This would be an awfully tough antitrust case.
Here's the problem: According to the U.S. Supreme Court, NCAA football is "an industry in which horizontal restraints on competition are essential if the product is to be available at all." -NCAA v. Board of Regents, 468 U.S. 85, at 101 (1979).
UConn would have to do a lot more than point to the existence of various horizontal restraints that cause harm as to UConn. Behavior that would, in other industries, be condemned as per se illegal is subject to the rule of reason in the sports context. Shouting "collusion" or "group boycott" is not going to get you anywhere. Every conference is, by definition, a group boycott of other teams. And members of every conference must meet and agree on schedules and rules that all will follow.

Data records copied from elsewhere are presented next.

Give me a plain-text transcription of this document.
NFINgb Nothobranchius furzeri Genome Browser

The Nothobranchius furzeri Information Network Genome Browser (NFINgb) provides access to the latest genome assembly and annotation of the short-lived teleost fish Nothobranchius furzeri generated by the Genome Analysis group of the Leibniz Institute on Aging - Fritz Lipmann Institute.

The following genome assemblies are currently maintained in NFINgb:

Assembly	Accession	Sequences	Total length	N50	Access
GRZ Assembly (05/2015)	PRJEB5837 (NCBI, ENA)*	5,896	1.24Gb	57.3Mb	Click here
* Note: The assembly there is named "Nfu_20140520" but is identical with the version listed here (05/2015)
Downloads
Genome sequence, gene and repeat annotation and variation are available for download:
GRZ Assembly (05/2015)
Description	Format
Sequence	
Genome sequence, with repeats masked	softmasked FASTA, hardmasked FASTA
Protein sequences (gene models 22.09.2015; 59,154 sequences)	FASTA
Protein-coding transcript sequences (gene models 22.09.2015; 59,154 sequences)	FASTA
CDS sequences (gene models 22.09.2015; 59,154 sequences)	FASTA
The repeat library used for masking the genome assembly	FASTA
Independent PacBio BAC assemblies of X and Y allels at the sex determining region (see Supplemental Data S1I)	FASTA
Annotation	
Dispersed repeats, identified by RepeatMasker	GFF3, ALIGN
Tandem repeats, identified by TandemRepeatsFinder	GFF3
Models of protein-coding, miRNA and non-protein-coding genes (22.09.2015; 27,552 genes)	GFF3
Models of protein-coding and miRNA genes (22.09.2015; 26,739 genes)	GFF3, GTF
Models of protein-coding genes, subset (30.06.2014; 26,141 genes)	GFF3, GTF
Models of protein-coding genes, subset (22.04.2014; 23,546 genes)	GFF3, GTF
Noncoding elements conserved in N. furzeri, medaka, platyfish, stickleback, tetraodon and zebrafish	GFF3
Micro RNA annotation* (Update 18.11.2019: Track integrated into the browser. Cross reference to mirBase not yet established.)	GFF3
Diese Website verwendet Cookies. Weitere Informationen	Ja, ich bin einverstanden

To successfully challenge the P5, UConn or another plaintiff would have to demonstrate that a particular restraint or group of restraints is unreasonable -- which would mean demonstrating that they have the effect of (or the clear purpose of) restricting the supply of top tier college football contests. (This would involve defining "top tier" P5 football as a separate product market from G5 football, which while possible would nonetheless be an uphill battle.)

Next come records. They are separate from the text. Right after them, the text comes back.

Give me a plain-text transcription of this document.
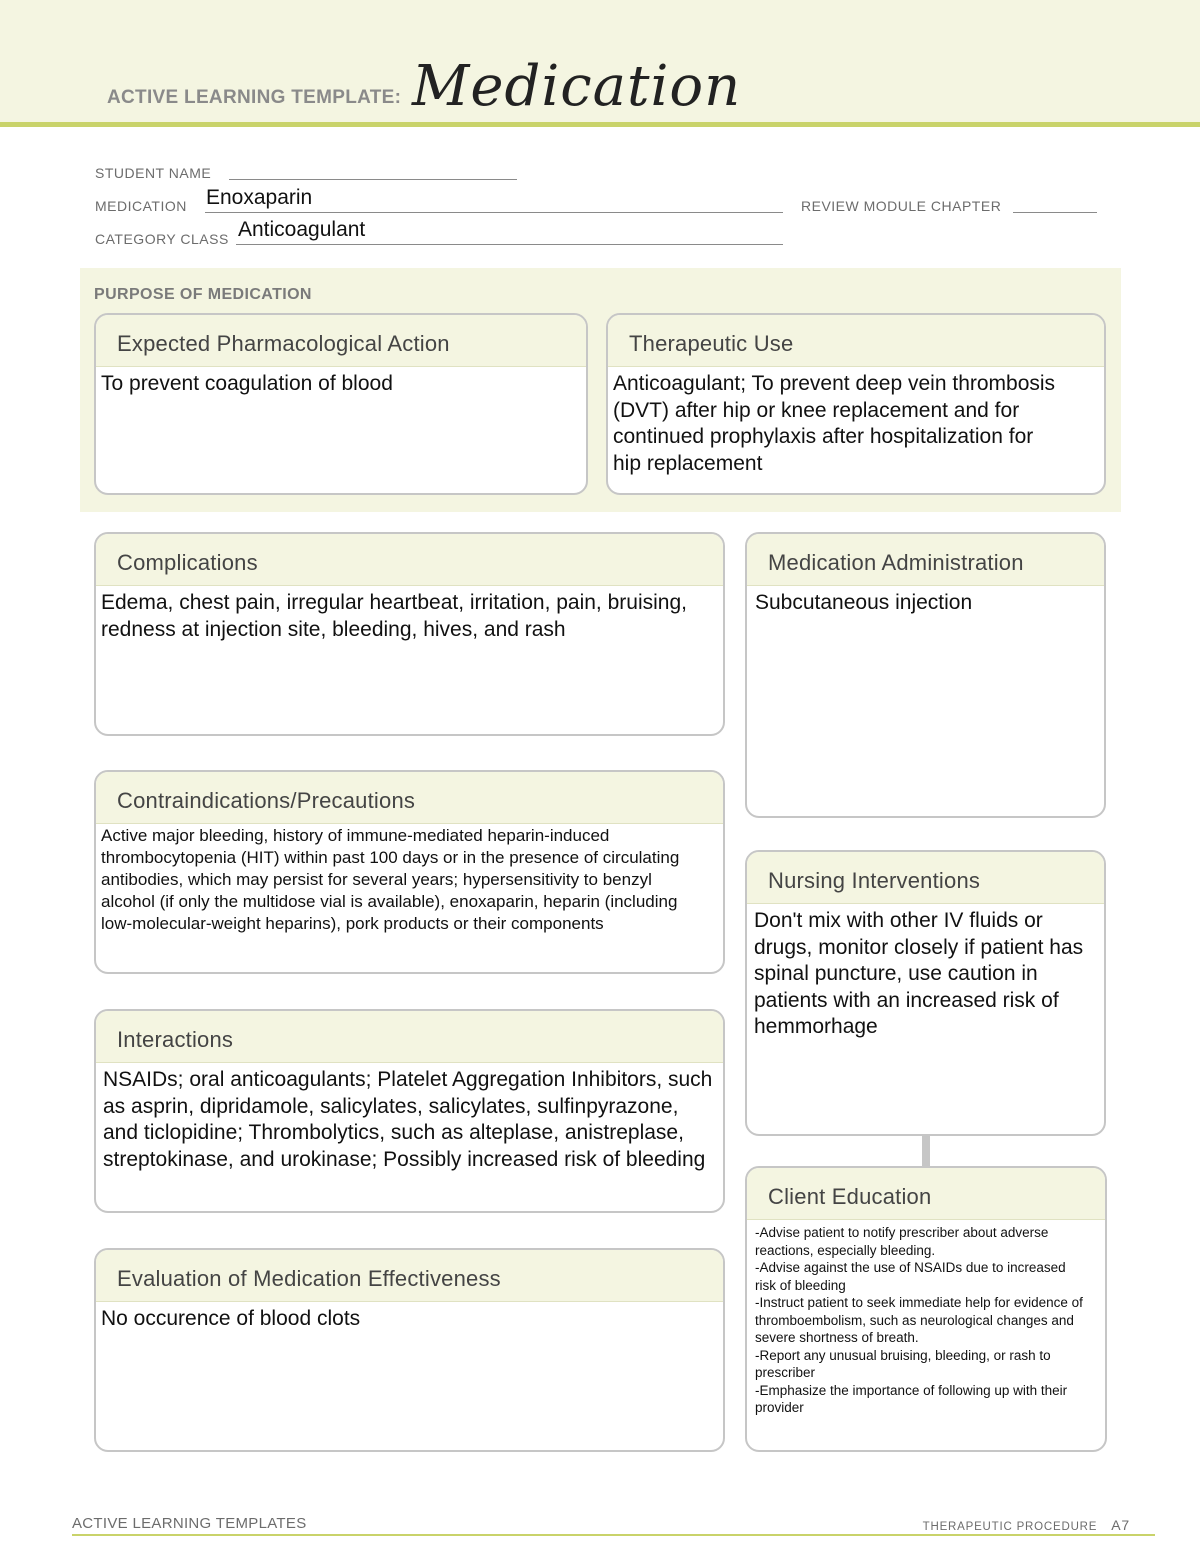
ACTIVE LEARNING TEMPLATE: Medication
STUDENT NAME
MEDICATION Enoxaparin	REVIEW MODULE CHAPTER
CATEGORY CLASS Anticoagulant
PURPOSE OF MEDICATION
Expected Pharmacological Action
To prevent coagulation of blood
Therapeutic Use
Anticoagulant; To prevent deep vein thrombosis (DVT) after hip or knee replacement and for continued prophylaxis after hospitalization for hip replacement
Complications
Edema, chest pain, irregular heartbeat, irritation, pain, bruising, redness at injection site, bleeding, hives, and rash
Contraindications/Precautions
Active major bleeding, history of immune-mediated heparin-induced thrombocytopenia (HIT) within past 100 days or in the presence of circulating antibodies, which may persist for several years; hypersensitivity to benzyl alcohol (if only the multidose vial is available), enoxaparin, heparin (including low-molecular-weight heparins), pork products or their components
Interactions
NSAIDs; oral anticoagulants; Platelet Aggregation Inhibitors, such as asprin, dipridamole, salicylates, salicylates, sulfinpyrazone, and ticlopidine; Thrombolytics, such as alteplase, anistreplase, streptokinase, and urokinase; Possibly increased risk of bleeding
Evaluation of Medication Effectiveness
No occurence of blood clots
Medication Administration
Subcutaneous injection
Nursing Interventions
Don't mix with other IV fluids or drugs, monitor closely if patient has spinal puncture, use caution in patients with an increased risk of hemmorhage
Client Education
-Advise patient to notify prescriber about adverse reactions, especially bleeding.
-Advise against the use of NSAIDs due to increased risk of bleeding
-Instruct patient to seek immediate help for evidence of thromboembolism, such as neurological changes and severe shortness of breath.
-Report any unusual bruising, bleeding, or rash to prescriber
-Emphasize the importance of following up with their provider
ACTIVE LEARNING TEMPLATES	THERAPEUTIC PROCEDURE A7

Technically, a plaintiff could succeed just by demonstrating that the effect of the P5 agreements is to restrict the supply of "top tier" football -- but that would involve forecasting the future, which a court would be reluctant to do in such a complex industry. Thus, as a practical matter, a suit is unlikely to be successful without clear evidence of anticompetitive intent (e.g. "starving" non P5 schools of money needed to compete at a "top tier" level.) I would not be at all surprised if this is, in fact, the motivating force behind much of what the P5 is doing -- but finding sufficient evidence to demonstrate that it was a conscious plan or scheme (and not just something one particular AD wrote in an internal email) would be extremely difficult.